Rockies 10, Padres 5:  Ryan McMahon homered twice and drove in four to give the Rockies the sweep and their fifth win in seven games. It was the Padres’ 81st loss, ensuring a non-winning record on the year. Which, yeah, will be a losing record given that they’re highly unlikely to win their final 13 games. The future looks bright but the present is still dim for San Diego.

Giants 2, Marlins 1: For non-divisional opponents it sure feels like these guys have played each other 19 times this year. Alas, it was only six, but the mind is a funny thing sometimes. Johnny Cueto tossed five shutout innings in his second strong start after coming off the injured list. Mauricio Dubón homered. Mike Yastrzemski scored the go-ahead run on a wild pitch.

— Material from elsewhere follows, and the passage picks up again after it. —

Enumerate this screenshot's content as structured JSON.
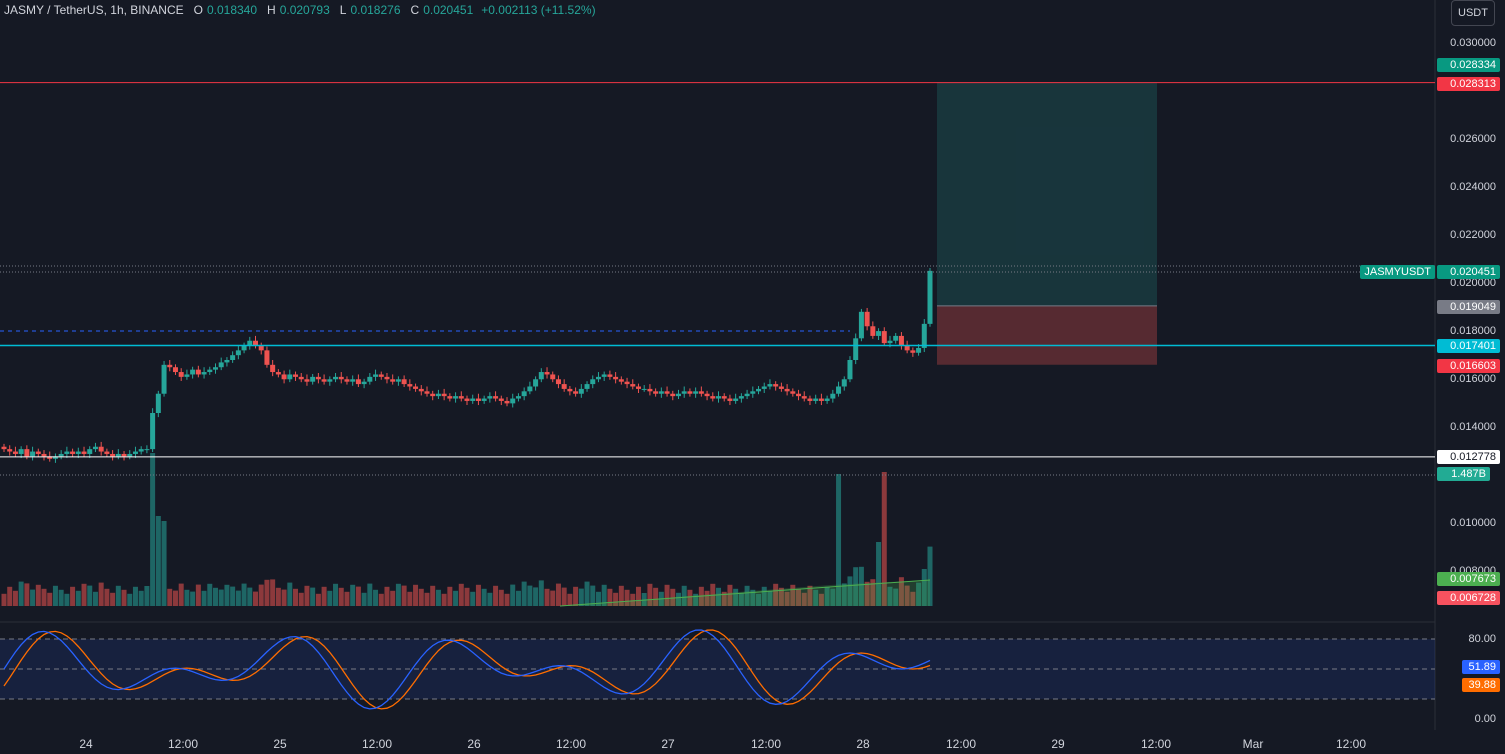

Angels 6, Rays 4: Albert Pujols hit a three-run homer and drove in four on the day. The old man still’s an artist with the Thompson. Sometimes anyway. The Angels snapped a six-game losing streak. They also lost Mike Trout for the remainder of the season after learning that he’d need foot surgery, but it’s been a hell of a season for him, he should still win the AL MVP, even if a bunch of columnists crank out columns to the contrary this week that, secretly, they don’t even believe themselves.

Reds 3 Diamondbacks 1: Eugenio Suárez hit two of three Cincinnati homers to tie him with Pete Alonso for the MLB lead at 47. The two RBI also gave him an even 100 on the year. I think Suárez is a hell of a player, but I also think that we’ll look back at 2019 and its insane home run rate and hold up the 50 homers or whatever he ends up with as a symptom of the broader disease. He’ll be the 1987 Brook Jacoby of the New Rabbit Ball Era. Even if he’s a better player than Brook Jacoby was.

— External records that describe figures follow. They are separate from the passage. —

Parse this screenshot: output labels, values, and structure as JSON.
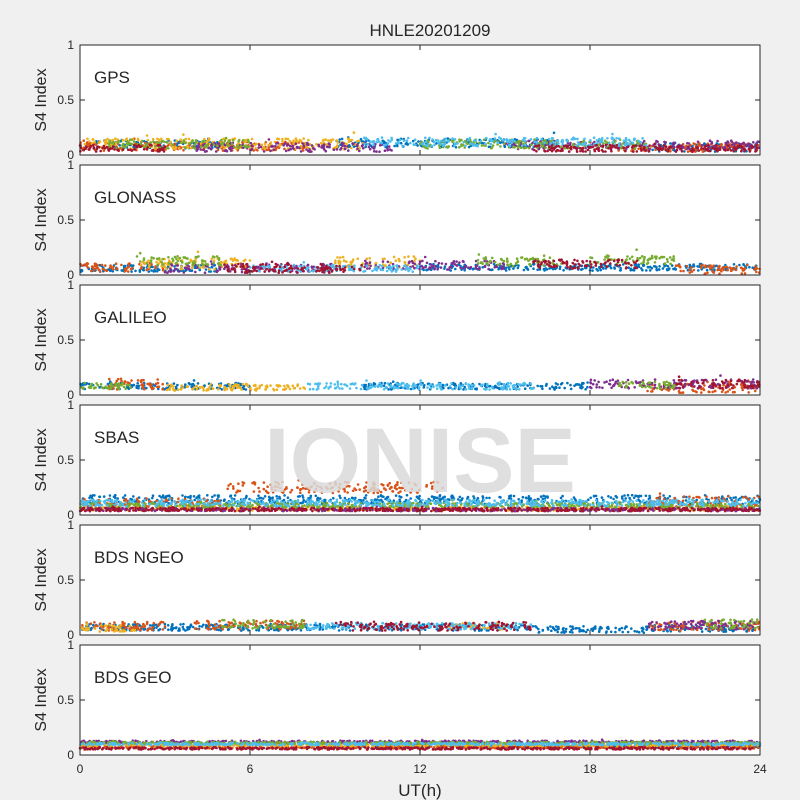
{
  "title": "HNLE20201209",
  "watermark": "IONISE",
  "colors": {
    "figure_bg": "#f0f0f0",
    "axes_bg": "#ffffff",
    "axes_edge": "#262626",
    "series": [
      "#0072BD",
      "#D95319",
      "#EDB120",
      "#7E2F8E",
      "#77AC30",
      "#4DBEEE",
      "#A2142F"
    ],
    "watermark": "#d9d9d9"
  },
  "chart_data": [
    {
      "type": "scatter",
      "panel_label": "GPS",
      "ylabel": "S4 Index",
      "xlim": [
        0,
        24
      ],
      "ylim": [
        0,
        1
      ],
      "xticks": [
        0,
        6,
        12,
        18,
        24
      ],
      "yticks": [
        0,
        0.5,
        1
      ],
      "show_xtick_labels": false,
      "series": [
        {
          "segments": [
            [
              0,
              5,
              0.1
            ],
            [
              9,
              17,
              0.11
            ],
            [
              20,
              24,
              0.07
            ]
          ],
          "spread": 0.04
        },
        {
          "segments": [
            [
              0,
              8,
              0.08
            ],
            [
              19,
              24,
              0.07
            ]
          ],
          "spread": 0.04
        },
        {
          "segments": [
            [
              0,
              10,
              0.1
            ]
          ],
          "spread": 0.05
        },
        {
          "segments": [
            [
              4,
              11,
              0.07
            ],
            [
              15,
              24,
              0.09
            ]
          ],
          "spread": 0.04
        },
        {
          "segments": [
            [
              1,
              6,
              0.1
            ],
            [
              12,
              20,
              0.1
            ]
          ],
          "spread": 0.04
        },
        {
          "segments": [
            [
              10,
              20,
              0.12
            ]
          ],
          "spread": 0.04
        },
        {
          "segments": [
            [
              0,
              3,
              0.06
            ],
            [
              16,
              24,
              0.06
            ]
          ],
          "spread": 0.03
        }
      ]
    },
    {
      "type": "scatter",
      "panel_label": "GLONASS",
      "ylabel": "S4 Index",
      "xlim": [
        0,
        24
      ],
      "ylim": [
        0,
        1
      ],
      "xticks": [
        0,
        6,
        12,
        18,
        24
      ],
      "yticks": [
        0,
        0.5,
        1
      ],
      "show_xtick_labels": false,
      "series": [
        {
          "segments": [
            [
              0,
              5,
              0.06
            ],
            [
              12,
              24,
              0.07
            ]
          ],
          "spread": 0.03
        },
        {
          "segments": [
            [
              0,
              3,
              0.07
            ],
            [
              21,
              24,
              0.05
            ]
          ],
          "spread": 0.04
        },
        {
          "segments": [
            [
              2,
              6,
              0.1
            ],
            [
              9,
              12,
              0.12
            ]
          ],
          "spread": 0.05
        },
        {
          "segments": [
            [
              3,
              9,
              0.06
            ],
            [
              10,
              15,
              0.09
            ]
          ],
          "spread": 0.04
        },
        {
          "segments": [
            [
              2,
              5,
              0.13
            ],
            [
              14,
              17,
              0.12
            ],
            [
              18,
              21,
              0.14
            ]
          ],
          "spread": 0.04
        },
        {
          "segments": [
            [
              6,
              12,
              0.06
            ]
          ],
          "spread": 0.03
        },
        {
          "segments": [
            [
              5,
              10,
              0.06
            ],
            [
              16,
              20,
              0.1
            ]
          ],
          "spread": 0.04
        }
      ]
    },
    {
      "type": "scatter",
      "panel_label": "GALILEO",
      "ylabel": "S4 Index",
      "xlim": [
        0,
        24
      ],
      "ylim": [
        0,
        1
      ],
      "xticks": [
        0,
        6,
        12,
        18,
        24
      ],
      "yticks": [
        0,
        0.5,
        1
      ],
      "show_xtick_labels": false,
      "series": [
        {
          "segments": [
            [
              0,
              6,
              0.08
            ],
            [
              10,
              18,
              0.08
            ]
          ],
          "spread": 0.03
        },
        {
          "segments": [
            [
              1,
              3,
              0.1
            ],
            [
              20,
              24,
              0.07
            ]
          ],
          "spread": 0.05
        },
        {
          "segments": [
            [
              3,
              8,
              0.07
            ]
          ],
          "spread": 0.03
        },
        {
          "segments": [
            [
              18,
              24,
              0.1
            ]
          ],
          "spread": 0.04
        },
        {
          "segments": [
            [
              0,
              2,
              0.08
            ],
            [
              19,
              21,
              0.09
            ]
          ],
          "spread": 0.03
        },
        {
          "segments": [
            [
              8,
              16,
              0.08
            ]
          ],
          "spread": 0.03
        },
        {
          "segments": [
            [
              21,
              24,
              0.1
            ]
          ],
          "spread": 0.04
        }
      ]
    },
    {
      "type": "scatter",
      "panel_label": "SBAS",
      "ylabel": "S4 Index",
      "xlim": [
        0,
        24
      ],
      "ylim": [
        0,
        1
      ],
      "xticks": [
        0,
        6,
        12,
        18,
        24
      ],
      "yticks": [
        0,
        0.5,
        1
      ],
      "show_xtick_labels": false,
      "series": [
        {
          "segments": [
            [
              0,
              24,
              0.14
            ]
          ],
          "spread": 0.04
        },
        {
          "segments": [
            [
              5.2,
              12.8,
              0.25
            ],
            [
              0,
              5,
              0.1
            ],
            [
              20,
              24,
              0.12
            ]
          ],
          "spread": 0.05
        },
        {
          "segments": [
            [
              0,
              24,
              0.06
            ]
          ],
          "spread": 0.02
        },
        {
          "segments": [
            [
              0,
              24,
              0.05
            ]
          ],
          "spread": 0.015
        },
        {
          "segments": [
            [
              0,
              24,
              0.09
            ]
          ],
          "spread": 0.02
        },
        {
          "segments": [
            [
              0,
              24,
              0.11
            ]
          ],
          "spread": 0.03
        },
        {
          "segments": [
            [
              0,
              24,
              0.05
            ]
          ],
          "spread": 0.015
        }
      ]
    },
    {
      "type": "scatter",
      "panel_label": "BDS NGEO",
      "ylabel": "S4 Index",
      "xlim": [
        0,
        24
      ],
      "ylim": [
        0,
        1
      ],
      "xticks": [
        0,
        6,
        12,
        18,
        24
      ],
      "yticks": [
        0,
        0.5,
        1
      ],
      "show_xtick_labels": false,
      "series": [
        {
          "segments": [
            [
              0,
              16,
              0.07
            ],
            [
              16,
              20,
              0.05
            ],
            [
              20,
              24,
              0.06
            ]
          ],
          "spread": 0.03
        },
        {
          "segments": [
            [
              0,
              3,
              0.08
            ],
            [
              4,
              8,
              0.09
            ],
            [
              20,
              24,
              0.08
            ]
          ],
          "spread": 0.04
        },
        {
          "segments": [
            [
              0,
              2,
              0.06
            ],
            [
              13,
              15,
              0.08
            ]
          ],
          "spread": 0.03
        },
        {
          "segments": [
            [
              20,
              24,
              0.09
            ]
          ],
          "spread": 0.04
        },
        {
          "segments": [
            [
              5,
              8,
              0.1
            ],
            [
              22,
              24,
              0.1
            ]
          ],
          "spread": 0.04
        },
        {
          "segments": [
            [
              8,
              16,
              0.08
            ]
          ],
          "spread": 0.03
        },
        {
          "segments": [
            [
              9,
              16,
              0.08
            ]
          ],
          "spread": 0.04
        }
      ]
    },
    {
      "type": "scatter",
      "panel_label": "BDS GEO",
      "ylabel": "S4 Index",
      "xlim": [
        0,
        24
      ],
      "ylim": [
        0,
        1
      ],
      "xticks": [
        0,
        6,
        12,
        18,
        24
      ],
      "yticks": [
        0,
        0.5,
        1
      ],
      "xlabel": "UT(h)",
      "show_xtick_labels": true,
      "series": [
        {
          "segments": [
            [
              9,
              24,
              0.08
            ]
          ],
          "spread": 0.01
        },
        {
          "segments": [
            [
              0,
              24,
              0.07
            ]
          ],
          "spread": 0.01
        },
        {
          "segments": [
            [
              0,
              24,
              0.09
            ]
          ],
          "spread": 0.01
        },
        {
          "segments": [
            [
              0,
              24,
              0.12
            ]
          ],
          "spread": 0.01
        },
        {
          "segments": [
            [
              0,
              24,
              0.11
            ]
          ],
          "spread": 0.01
        },
        {
          "segments": [
            [
              0,
              24,
              0.1
            ]
          ],
          "spread": 0.01
        },
        {
          "segments": [
            [
              0,
              24,
              0.06
            ]
          ],
          "spread": 0.01
        }
      ]
    }
  ]
}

Mariners 11, White Sox 10: Chicago was up 10-5 after seven and a half when Kyle Seager singled in a run to make it 10-6, Kyle Lewis hit a three-run bomb to make it 10-9 and then Mallex Smith singled in a run to tie it up. After the M’s held serve in the top of the ninth José Ruiz of the White Sox gave up two singles — one of them to Lewis — and then intentionally walked a guy to load the bases with one out. He got Tom Murphy down one ball and two strikes, Murphy worked the count full and then ball four gave the M’s a walkoff walk. Lewis finishes his first week in the bigs having gone 9-for-25 with four homers, two doubles and nine driven in in six games. Not too shabby.

Dodgers 3, Mets 2: Zack Wheeler pitched brilliantly for seven innings and the Mets led 2-1 into the eighth, but they couldn’t hold it beyond that. Chris Taylor doubled in Jedd Gyorko to tie it up at two and, an inning later, Gyorko singled in Kiké Hernandez to put the Dodgers over. L.A. takes two of three in a series the Mets really needed to win.

Two weeks to go. Every game looms large for the contenders now.